E. M. GÉRARD BRÉART, DIRECTEUR DE L'INSTITUT THÉMATIQUE « SANTÉ PUBLIQUE », INSERM
Je vais essayer de voir les relations entre principe de précaution et recherche, puis développer deux points : y a-t-il antinomie ou au contraire complémentarité ?
Pour l'antinomie, je ne reviendrai pas sur la définition réelle du principe de précaution mais simplement sur la façon dont les chercheurs le vivent parfois. La recherche est la production de connaissances nouvelles qui nécessite forcément d'explorer des domaines inconnus alors que le principe de précaution est parfois vécu par les chercheurs comme l'absence d'exploration de domaines inconnus : il y a là une certaine antinomie, parfois vécue comme risquée (excès de précaution et non excès d'utilisation du principe de précaution).

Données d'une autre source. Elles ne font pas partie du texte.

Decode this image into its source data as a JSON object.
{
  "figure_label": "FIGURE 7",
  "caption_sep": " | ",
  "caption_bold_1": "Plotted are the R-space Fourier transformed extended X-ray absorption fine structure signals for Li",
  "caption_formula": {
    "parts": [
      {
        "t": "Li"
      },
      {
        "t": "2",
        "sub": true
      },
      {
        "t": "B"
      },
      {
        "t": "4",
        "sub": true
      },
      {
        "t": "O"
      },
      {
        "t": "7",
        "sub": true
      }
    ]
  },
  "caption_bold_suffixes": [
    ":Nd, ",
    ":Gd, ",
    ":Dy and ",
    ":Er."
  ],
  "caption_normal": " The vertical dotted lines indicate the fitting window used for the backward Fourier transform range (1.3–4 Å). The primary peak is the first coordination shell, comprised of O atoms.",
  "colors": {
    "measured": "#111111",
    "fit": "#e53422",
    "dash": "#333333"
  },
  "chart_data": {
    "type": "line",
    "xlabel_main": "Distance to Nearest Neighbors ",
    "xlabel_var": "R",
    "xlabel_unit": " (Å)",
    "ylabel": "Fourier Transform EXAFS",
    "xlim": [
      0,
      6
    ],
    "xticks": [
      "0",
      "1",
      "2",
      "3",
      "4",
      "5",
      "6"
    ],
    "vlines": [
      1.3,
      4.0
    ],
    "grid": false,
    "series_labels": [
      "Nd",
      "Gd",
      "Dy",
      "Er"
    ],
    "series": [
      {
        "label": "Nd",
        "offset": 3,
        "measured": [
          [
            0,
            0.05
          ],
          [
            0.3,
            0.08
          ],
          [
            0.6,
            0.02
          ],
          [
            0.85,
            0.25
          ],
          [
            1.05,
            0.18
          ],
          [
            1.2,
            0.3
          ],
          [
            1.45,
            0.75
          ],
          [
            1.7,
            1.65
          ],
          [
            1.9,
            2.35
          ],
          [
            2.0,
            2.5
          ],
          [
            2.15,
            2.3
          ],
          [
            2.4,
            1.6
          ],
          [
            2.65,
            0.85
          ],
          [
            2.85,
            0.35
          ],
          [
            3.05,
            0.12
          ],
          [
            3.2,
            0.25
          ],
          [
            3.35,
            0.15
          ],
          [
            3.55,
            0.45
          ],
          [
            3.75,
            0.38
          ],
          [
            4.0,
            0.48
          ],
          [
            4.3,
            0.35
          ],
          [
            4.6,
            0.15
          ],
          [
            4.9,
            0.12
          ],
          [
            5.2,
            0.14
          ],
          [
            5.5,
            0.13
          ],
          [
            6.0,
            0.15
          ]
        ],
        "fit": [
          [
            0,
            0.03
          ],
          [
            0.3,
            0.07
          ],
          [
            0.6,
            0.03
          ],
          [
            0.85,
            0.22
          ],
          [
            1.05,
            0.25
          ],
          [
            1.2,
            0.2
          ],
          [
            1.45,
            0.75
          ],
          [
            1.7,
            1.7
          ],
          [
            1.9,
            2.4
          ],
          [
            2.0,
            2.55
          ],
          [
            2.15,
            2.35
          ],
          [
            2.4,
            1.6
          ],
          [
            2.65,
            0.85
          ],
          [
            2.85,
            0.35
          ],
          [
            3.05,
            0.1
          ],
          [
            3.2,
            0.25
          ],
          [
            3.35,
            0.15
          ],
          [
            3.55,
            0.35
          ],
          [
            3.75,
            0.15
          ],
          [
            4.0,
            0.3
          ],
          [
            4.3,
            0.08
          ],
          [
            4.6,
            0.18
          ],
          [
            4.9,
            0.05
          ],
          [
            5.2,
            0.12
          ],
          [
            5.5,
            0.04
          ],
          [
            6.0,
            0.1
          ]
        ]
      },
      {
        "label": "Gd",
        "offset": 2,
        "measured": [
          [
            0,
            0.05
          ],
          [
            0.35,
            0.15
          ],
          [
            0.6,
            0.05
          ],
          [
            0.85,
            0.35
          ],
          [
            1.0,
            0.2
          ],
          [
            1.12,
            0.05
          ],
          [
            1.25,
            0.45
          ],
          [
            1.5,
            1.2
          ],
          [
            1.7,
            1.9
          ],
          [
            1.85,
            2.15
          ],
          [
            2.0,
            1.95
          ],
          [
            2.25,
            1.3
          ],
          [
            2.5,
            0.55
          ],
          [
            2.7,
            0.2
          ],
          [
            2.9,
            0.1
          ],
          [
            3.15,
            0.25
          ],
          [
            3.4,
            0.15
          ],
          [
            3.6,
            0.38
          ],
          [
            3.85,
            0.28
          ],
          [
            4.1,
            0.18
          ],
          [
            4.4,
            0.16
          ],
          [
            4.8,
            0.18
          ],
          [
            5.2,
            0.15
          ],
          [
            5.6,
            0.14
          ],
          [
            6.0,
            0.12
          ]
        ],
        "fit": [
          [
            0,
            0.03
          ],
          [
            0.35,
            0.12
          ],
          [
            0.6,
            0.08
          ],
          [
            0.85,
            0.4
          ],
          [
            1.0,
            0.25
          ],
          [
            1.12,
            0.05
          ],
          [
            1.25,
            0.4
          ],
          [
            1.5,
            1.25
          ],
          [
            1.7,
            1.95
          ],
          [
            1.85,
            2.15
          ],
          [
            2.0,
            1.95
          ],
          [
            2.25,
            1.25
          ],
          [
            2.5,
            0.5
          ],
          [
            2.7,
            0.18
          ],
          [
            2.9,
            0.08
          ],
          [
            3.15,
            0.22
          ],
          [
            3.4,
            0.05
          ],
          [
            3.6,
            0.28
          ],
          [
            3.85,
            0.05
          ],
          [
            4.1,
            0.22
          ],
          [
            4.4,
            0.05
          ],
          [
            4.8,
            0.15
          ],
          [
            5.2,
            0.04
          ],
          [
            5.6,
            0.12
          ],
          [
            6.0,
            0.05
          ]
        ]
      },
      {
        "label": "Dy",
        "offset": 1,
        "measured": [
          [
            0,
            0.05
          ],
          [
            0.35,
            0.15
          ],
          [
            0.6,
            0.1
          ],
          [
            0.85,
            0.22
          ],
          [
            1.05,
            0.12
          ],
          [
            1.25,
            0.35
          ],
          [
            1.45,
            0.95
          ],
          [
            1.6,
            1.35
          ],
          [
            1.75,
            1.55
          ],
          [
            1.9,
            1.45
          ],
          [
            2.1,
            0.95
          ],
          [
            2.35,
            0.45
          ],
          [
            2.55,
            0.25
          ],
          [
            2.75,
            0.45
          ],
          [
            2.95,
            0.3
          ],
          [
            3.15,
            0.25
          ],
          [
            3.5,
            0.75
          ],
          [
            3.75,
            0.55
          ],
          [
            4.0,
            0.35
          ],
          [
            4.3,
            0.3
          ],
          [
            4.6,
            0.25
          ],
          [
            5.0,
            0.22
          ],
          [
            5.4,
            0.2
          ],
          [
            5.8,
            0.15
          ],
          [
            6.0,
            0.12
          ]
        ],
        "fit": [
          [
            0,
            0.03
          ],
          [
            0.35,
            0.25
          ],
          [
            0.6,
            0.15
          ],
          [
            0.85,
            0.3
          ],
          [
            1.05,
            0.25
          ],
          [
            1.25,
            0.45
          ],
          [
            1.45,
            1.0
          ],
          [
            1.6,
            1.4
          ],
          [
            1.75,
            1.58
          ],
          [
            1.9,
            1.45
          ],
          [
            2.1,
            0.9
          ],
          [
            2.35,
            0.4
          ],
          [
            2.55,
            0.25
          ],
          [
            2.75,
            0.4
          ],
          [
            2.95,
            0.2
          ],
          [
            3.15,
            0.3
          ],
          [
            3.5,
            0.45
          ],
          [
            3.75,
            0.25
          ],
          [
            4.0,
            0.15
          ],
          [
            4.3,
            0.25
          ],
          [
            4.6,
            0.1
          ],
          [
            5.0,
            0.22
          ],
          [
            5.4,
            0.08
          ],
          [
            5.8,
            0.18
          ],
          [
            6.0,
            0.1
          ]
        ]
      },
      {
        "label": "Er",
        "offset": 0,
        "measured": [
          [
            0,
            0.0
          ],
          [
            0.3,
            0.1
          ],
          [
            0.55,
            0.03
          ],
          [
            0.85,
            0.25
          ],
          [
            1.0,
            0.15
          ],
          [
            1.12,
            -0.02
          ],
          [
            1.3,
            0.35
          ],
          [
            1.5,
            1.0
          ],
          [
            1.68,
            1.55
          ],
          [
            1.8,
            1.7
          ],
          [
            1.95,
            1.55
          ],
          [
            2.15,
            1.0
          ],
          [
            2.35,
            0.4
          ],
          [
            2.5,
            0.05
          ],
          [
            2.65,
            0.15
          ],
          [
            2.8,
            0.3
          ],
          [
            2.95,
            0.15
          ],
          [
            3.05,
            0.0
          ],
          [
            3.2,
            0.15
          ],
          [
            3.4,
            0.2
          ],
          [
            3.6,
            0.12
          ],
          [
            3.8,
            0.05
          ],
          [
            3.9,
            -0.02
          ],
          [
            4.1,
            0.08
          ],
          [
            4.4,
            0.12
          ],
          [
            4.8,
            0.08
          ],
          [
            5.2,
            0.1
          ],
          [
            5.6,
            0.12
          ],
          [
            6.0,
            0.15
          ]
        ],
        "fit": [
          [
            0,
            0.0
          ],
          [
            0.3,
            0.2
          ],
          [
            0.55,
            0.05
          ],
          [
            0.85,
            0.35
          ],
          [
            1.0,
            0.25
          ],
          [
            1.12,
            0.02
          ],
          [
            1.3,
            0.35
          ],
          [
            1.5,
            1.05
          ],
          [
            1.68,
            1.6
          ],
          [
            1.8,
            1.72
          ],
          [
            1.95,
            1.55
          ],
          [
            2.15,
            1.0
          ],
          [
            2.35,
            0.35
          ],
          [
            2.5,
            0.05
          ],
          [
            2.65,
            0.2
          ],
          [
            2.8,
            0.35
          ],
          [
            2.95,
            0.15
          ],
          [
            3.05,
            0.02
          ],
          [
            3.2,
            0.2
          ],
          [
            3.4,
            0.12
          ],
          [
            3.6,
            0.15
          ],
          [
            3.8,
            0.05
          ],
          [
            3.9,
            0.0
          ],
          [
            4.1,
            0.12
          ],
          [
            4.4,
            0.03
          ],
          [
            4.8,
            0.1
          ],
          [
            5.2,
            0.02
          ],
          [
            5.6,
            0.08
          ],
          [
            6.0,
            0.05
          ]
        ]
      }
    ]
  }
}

En voici deux exemples. Le premier est l'étude de médicaments chez la femme enceinte, qu'on interdit généralement parce qu'elle présente un risque particulier ; mais cela veut dire que les femmes enceintes sont privées d'un certain nombre de médicaments actifs : un excès de précaution peut être ennuyeux. Le deuxième exemple : l'application du principe de précaution peut amener à mettre en oeuvre et à proposer des actions de prévention sans que l'on ait forcément une idée de leur efficacité ; cela empêche un certain nombre de recherches sur la prévention et cela va consommer un certain nombre de ressources, comme on l'a déjà évoqué.
Quelles sont les pistes de solutions ? A mon avis, cette possibilité de compatibilité est dans l'encadrement des recherches. La loi sur la protection des personnes qui est en cours de discussion veut, au niveau de l'évaluation initiale des recherches, fonder les décisions des Comités de protection des personnes sur la notion de risque et de bénéfice. Je pense qu'il faut continuer à travailler sur ce point clef fondamental, qu'une recherche doit être évaluée en fonction du risque mais aussi des bénéfices potentiels. Il est aussi important de faire en sorte que chaque recherche ait un promoteur qui soit responsable du contrôle de qualité, et enfin, que toute recherche soit publiée et diffusée. Cela nous amène à discuter pour savoir comment on peut encore améliorer la complémentarité. Dans l'application du principe de précaution, existent deux points clefs pour l'épidémiologiste que je suis, le manque de connaissances et, lorsqu'elles sont présentes, leur discussion et l'interprétation des résultats.
Comment améliorer ce lien entre la décision et la production de la connaissance ? Plusieurs points ont déjà été évoqués. Le premier est la notion de réversibilité ou décision réversible, mais qui doit être accompagnée de recherches (qui ne doivent pas seulement appartenir au domaine toxicologique fondamental mais aussi être de nature épidémiologique pour regarder effectivement les effets sur la santé sans se borner aux effets théoriques). En termes de discussions des résultats, il faut des examens contradictoires qui commencent dès la discussion du projet ; si l'on veut que les résultats d'une étude soient acceptés, il faut aussi que son protocole ait été discuté et accepté. Il faut donc à la fois un examen contradictoire du projet, une analyse contradictoire des résultats et - point à voir avec les spécialistes de la communication - une formation et une information sur l'incertitude des études : pourquoi les épidémiologistes ne peuvent-ils donner des résultats simples en forme de « oui » ou de « non » ? Ce type de réunion pourrait contribuer à le faire. Ce sera ma conclusion : comme chercheur, je souhaite que l'on développe les connaissances mais c'est surtout l'analyse contradictoire et multidisciplinaire des études qui peut permettre de progresser.
M. Claude BIRRAUX
Merci beaucoup, M. Bréart. C'était très clair. Cela rejoint ce que je disais sur l'épidémiologie parce qu'il faut beaucoup de cas ; il faut toujours la mesure de l'incertitude parce que si vous trouvez trois plus ou moins cinquante, cela n'a plus aucune signification. La mesure de l'incertitude est très importante mais ne rien trouver est aussi un résultat ! C'est ainsi mais le public a peut-être des difficultés à le comprendre.